Discussion in 'Mechanic and Repair' started by JTS Landscaping lawn, Mar 5, 2006.

  1. JTS Landscaping lawn

    JTS Landscaping lawn LawnSite Senior Member
    Posts: 378

    i have a 20 gooseneck and electric brakes on one axle. i had it hooked up the other day and brakes were working find but then i put the brakes on and the trailer started like bounching and jerking the truck wondering what you guys think in might be.

  2. Restrorob

    Restrorob LawnSite Fanatic
    Posts: 11,023

    Could be a build up of brake dust in the drums. I have seen this same thing on rear brakes on cars and trucks when I was in the auto biz.
    Remove the drums clean and inspect shoes reinstall drums and adjust.
  3. Kate Butler

    Kate Butler LawnSite Senior Member
    Posts: 640

    Sounds like the difference between load and no-load when you applied the brakes. Try whatever knob adjustments you have - some have 1 some have 2. Load up what you will usually be carrying and go (cautiously) to the nearest big, empty parking lot or long driveway. Drive around and adjust the knob(s) until the trailer behaves the way you expect it should.
  4. gammon landscaping

    gammon landscaping LawnSite Senior Member
    Posts: 550

    could be a wiring prob like maybe a loose ground wire. it works in pull the when you start breaking it looses connection and brakes go off then they make contact agian then puts the brakes back on ....and on and on
    just a thought
    i seem to have a hard time keeping the wiring on my trailors working
    i have found the best way to fix a wiring problem is to rip it all out and replace
  5. SLSNursery

    SLSNursery LawnSite Senior Member
    Posts: 442

    Sounds like a bad ground. Those wires wiggle around a lot in the axle area where they connect to the backing plate. If you have the modulator turned down and it still does that, check the wires.

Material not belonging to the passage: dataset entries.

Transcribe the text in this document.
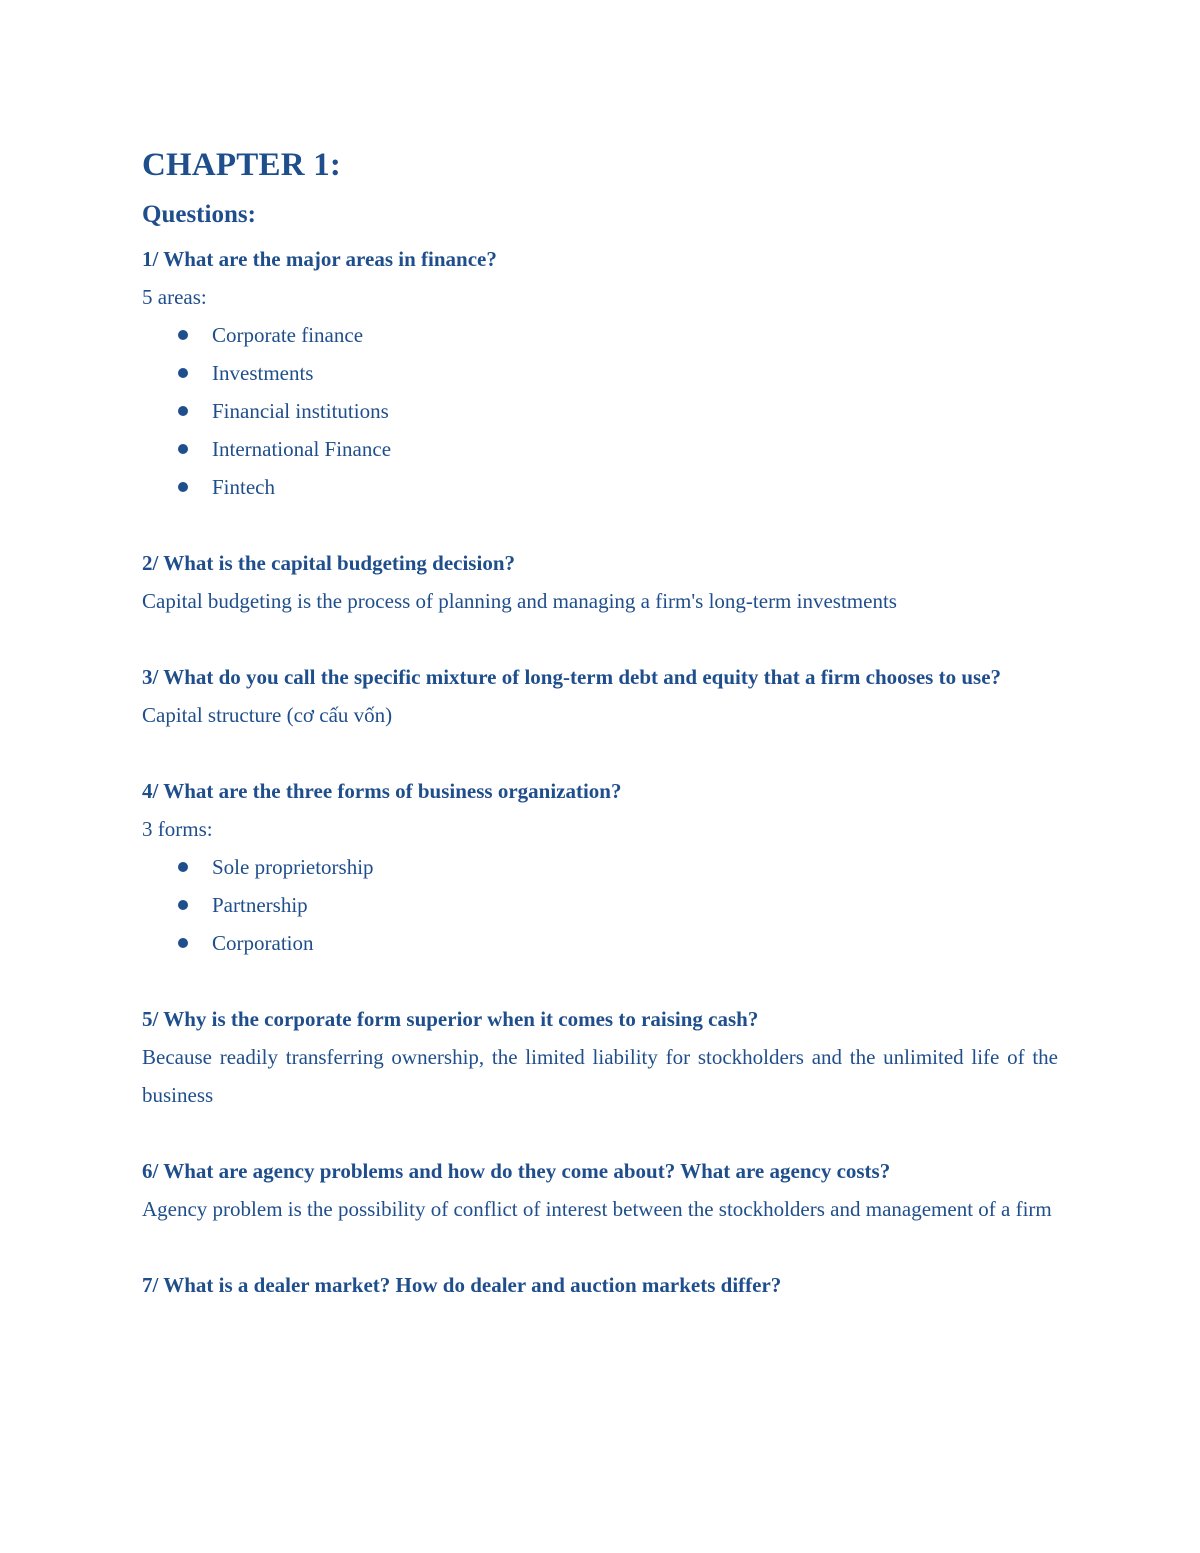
CHAPTER 1:
Questions:

1/ What are the major areas in finance?

5 areas:

Corporate finance
Investments
Financial institutions
International Finance
Fintech

2/ What is the capital budgeting decision?

Capital budgeting is the process of planning and managing a firm's long-term investments

3/ What do you call the specific mixture of long-term debt and equity that a firm chooses to use?

Capital structure (cơ cấu vốn)

4/ What are the three forms of business organization?

3 forms:

Sole proprietorship
Partnership
Corporation

5/ Why is the corporate form superior when it comes to raising cash?

Because readily transferring ownership, the limited liability for stockholders and the unlimited life of the business

6/ What are agency problems and how do they come about? What are agency costs?

Agency problem is the possibility of conflict of interest between the stockholders and management of a firm

7/ What is a dealer market? How do dealer and auction markets differ?
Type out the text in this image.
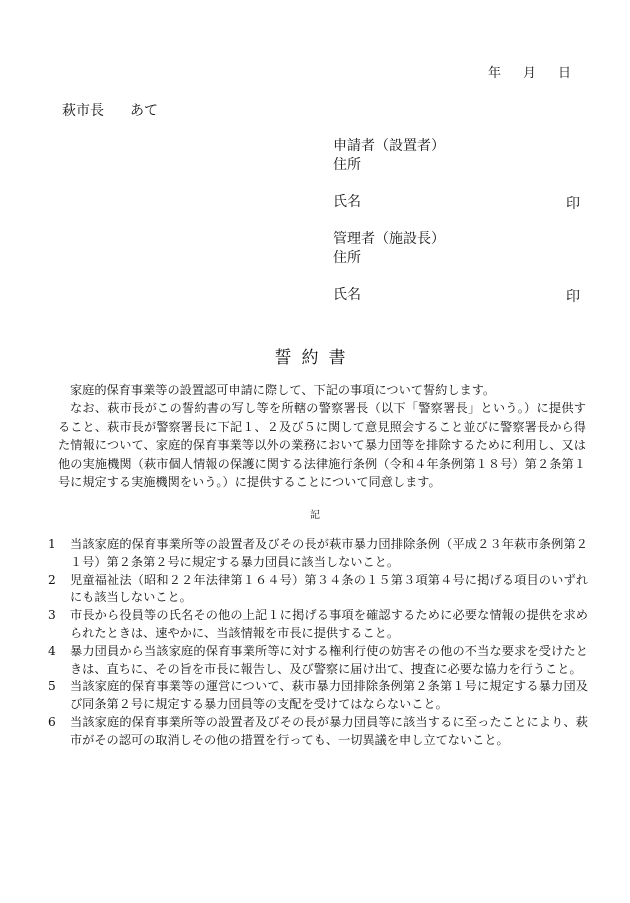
年 月 日
萩市長 あて
申請者（設置者）
住所
氏名	印
管理者（施設長）
住所
氏名	印
誓約書

家庭的保育事業等の設置認可申請に際して、下記の事項について誓約します。

なお、萩市長がこの誓約書の写し等を所轄の警察署長（以下「警察署長」という。）に提供すること、萩市長が警察署長に下記１、２及び５に関して意見照会すること並びに警察署長から得た情報について、家庭的保育事業等以外の業務において暴力団等を排除するために利用し、又は他の実施機関（萩市個人情報の保護に関する法律施行条例（令和４年条例第１８号）第２条第１号に規定する実施機関をいう。）に提供することについて同意します。

記
1	当該家庭的保育事業所等の設置者及びその長が萩市暴力団排除条例（平成２３年萩市条例第２１号）第２条第２号に規定する暴力団員に該当しないこと。

2	児童福祉法（昭和２２年法律第１６４号）第３４条の１５第３項第４号に掲げる項目のいずれにも該当しないこと。

3	市長から役員等の氏名その他の上記１に掲げる事項を確認するために必要な情報の提供を求められたときは、速やかに、当該情報を市長に提供すること。

4	暴力団員から当該家庭的保育事業所等に対する権利行使の妨害その他の不当な要求を受けたときは、直ちに、その旨を市長に報告し、及び警察に届け出て、捜査に必要な協力を行うこと。

5	当該家庭的保育事業等の運営について、萩市暴力団排除条例第２条第１号に規定する暴力団及び同条第２号に規定する暴力団員等の支配を受けてはならないこと。

6	当該家庭的保育事業所等の設置者及びその長が暴力団員等に該当するに至ったことにより、萩市がその認可の取消しその他の措置を行っても、一切異議を申し立てないこと。
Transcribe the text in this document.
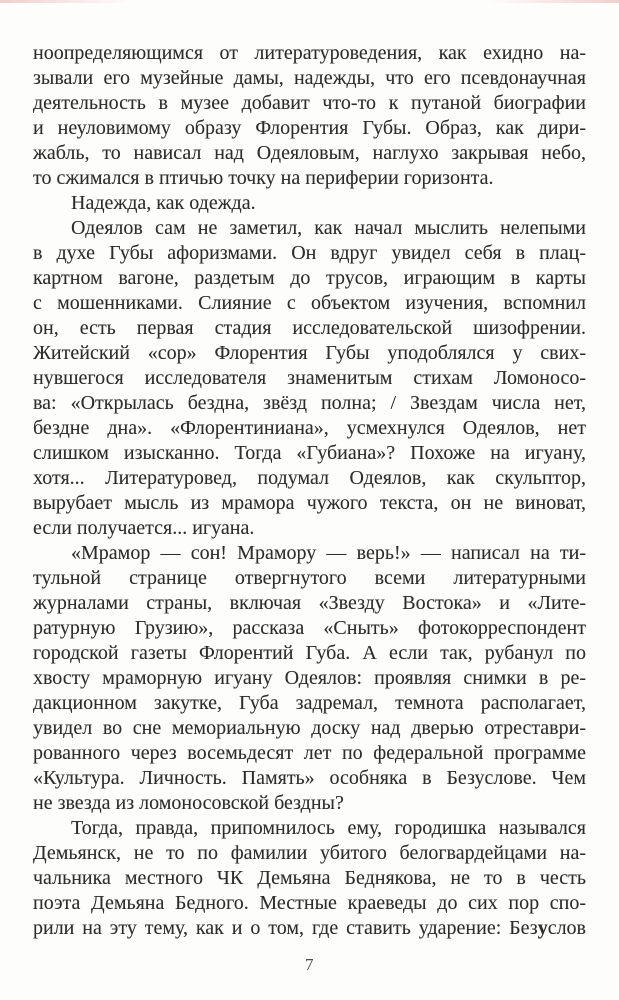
ноопределяющимся от литературоведения, как ехидно на-
зывали его музейные дамы, надежды, что его псевдонаучная
деятельность в музее добавит что-то к путаной биографии
и неуловимому образу Флорентия Губы. Образ, как дири-
жабль, то нависал над Одеяловым, наглухо закрывая небо,
то сжимался в птичью точку на периферии горизонта.
Надежда, как одежда.
Одеялов сам не заметил, как начал мыслить нелепыми
в духе Губы афоризмами. Он вдруг увидел себя в плац-
картном вагоне, раздетым до трусов, играющим в карты
с мошенниками. Слияние с объектом изучения, вспомнил
он, есть первая стадия исследовательской шизофрении.
Житейский «сор» Флорентия Губы уподоблялся у свих-
нувшегося исследователя знаменитым стихам Ломоносо-
ва: «Открылась бездна, звёзд полна; / Звездам числа нет,
бездне дна». «Флорентиниана», усмехнулся Одеялов, нет
слишком изысканно. Тогда «Губиана»? Похоже на игуану,
хотя... Литературовед, подумал Одеялов, как скульптор,
вырубает мысль из мрамора чужого текста, он не виноват,
если получается... игуана.
«Мрамор — сон! Мрамору — верь!» — написал на ти-
тульной странице отвергнутого всеми литературными
журналами страны, включая «Звезду Востока» и «Лите-
ратурную Грузию», рассказа «Сныть» фотокорреспондент
городской газеты Флорентий Губа. А если так, рубанул по
хвосту мраморную игуану Одеялов: проявляя снимки в ре-
дакционном закутке, Губа задремал, темнота располагает,
увидел во сне мемориальную доску над дверью отреставри-
рованного через восемьдесят лет по федеральной программе
«Культура. Личность. Память» особняка в Безуслове. Чем
не звезда из ломоносовской бездны?
Тогда, правда, припомнилось ему, городишка назывался
Демьянск, не то по фамилии убитого белогвардейцами на-
чальника местного ЧК Демьяна Беднякова, не то в честь
поэта Демьяна Бедного. Местные краеведы до сих пор спо-
рили на эту тему, как и о том, где ставить ударение: Безуслов
7
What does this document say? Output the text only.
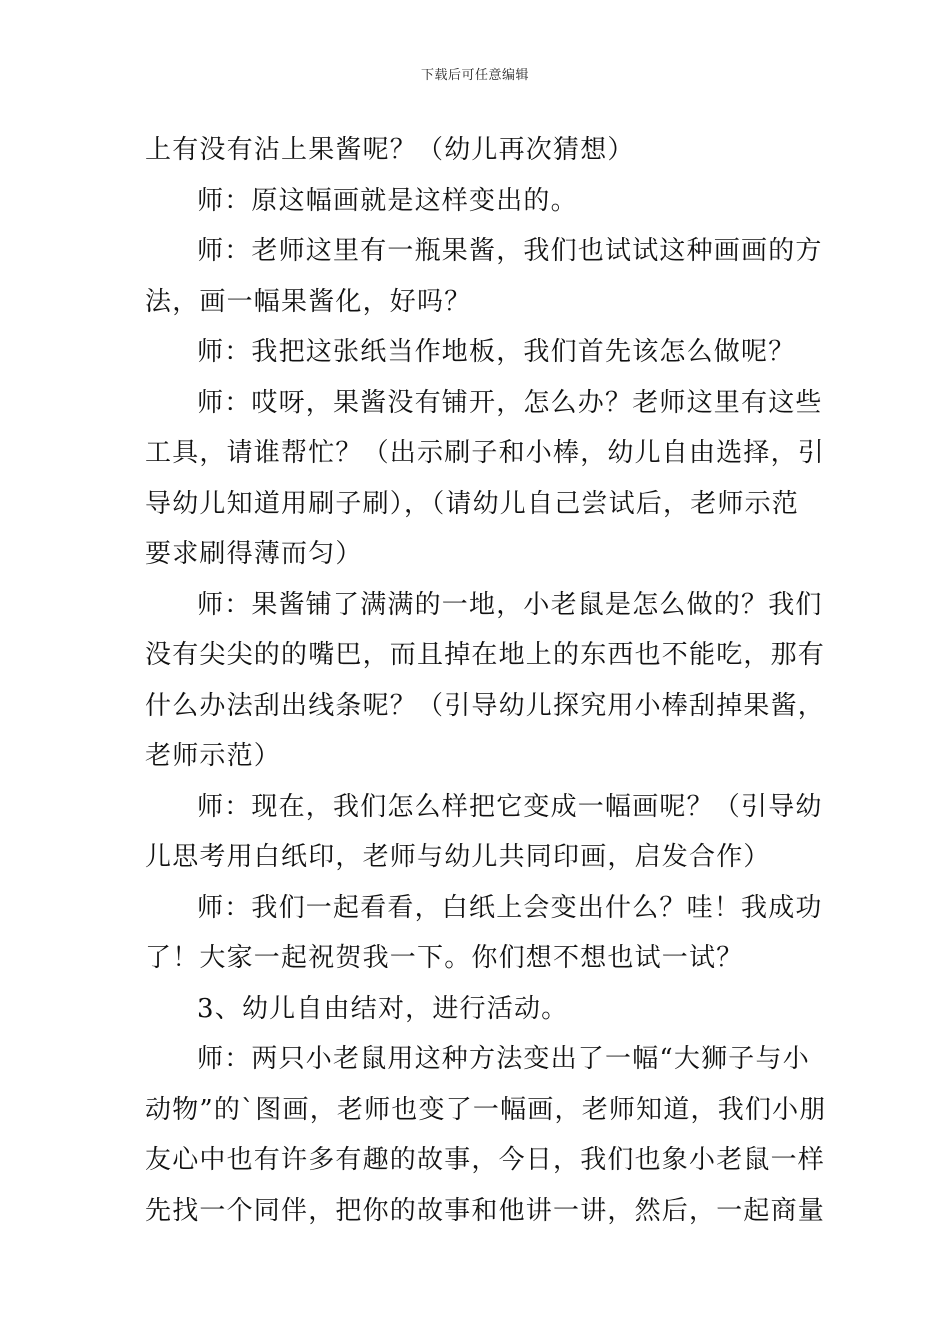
下载后可任意编辑
上有没有沾上果酱呢？（幼儿再次猜想）
师：原这幅画就是这样变出的。
师：老师这里有一瓶果酱，我们也试试这种画画的方
法，画一幅果酱化，好吗？
师：我把这张纸当作地板，我们首先该怎么做呢？
师：哎呀，果酱没有铺开，怎么办？老师这里有这些
工具，请谁帮忙？（出示刷子和小棒，幼儿自由选择，引
导幼儿知道用刷子刷），（请幼儿自己尝试后，老师示范
要求刷得薄而匀）
师：果酱铺了满满的一地，小老鼠是怎么做的？我们
没有尖尖的的嘴巴，而且掉在地上的东西也不能吃，那有
什么办法刮出线条呢？（引导幼儿探究用小棒刮掉果酱，
老师示范）
师：现在，我们怎么样把它变成一幅画呢？（引导幼
儿思考用白纸印，老师与幼儿共同印画，启发合作）
师：我们一起看看，白纸上会变出什么？哇！我成功
了！大家一起祝贺我一下。你们想不想也试一试？
3、幼儿自由结对，进行活动。
师：两只小老鼠用这种方法变出了一幅“大狮子与小
动物”的`图画，老师也变了一幅画，老师知道，我们小朋
友心中也有许多有趣的故事，今日，我们也象小老鼠一样
先找一个同伴，把你的故事和他讲一讲，然后，一起商量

    I agree with Gammon on the chore of keeping trailer wires in good shape. We've spent all winter redoing a few truck bodies and trailers.

    For an electrical tip, I install junction boxes at the nose of all trailers and when we order new trucks, I specify junction boxes at the end of the frame before the wires split out to the body lights and/or trailer plugs. This proves to be helpful later when certain segments of the wires fail, you can run from a terminal block instead of splicing into exisiting wire. Also, get a roll of the pre-bundled (we use 6-wire) trailer wire.

    If the brakes end up being bad at the wheel. I suggest getting new backing plate assemblies, rather than the individual parts. It seems slightly more expensive, but they generally just bolt on, connect the wires and put the wheel back on.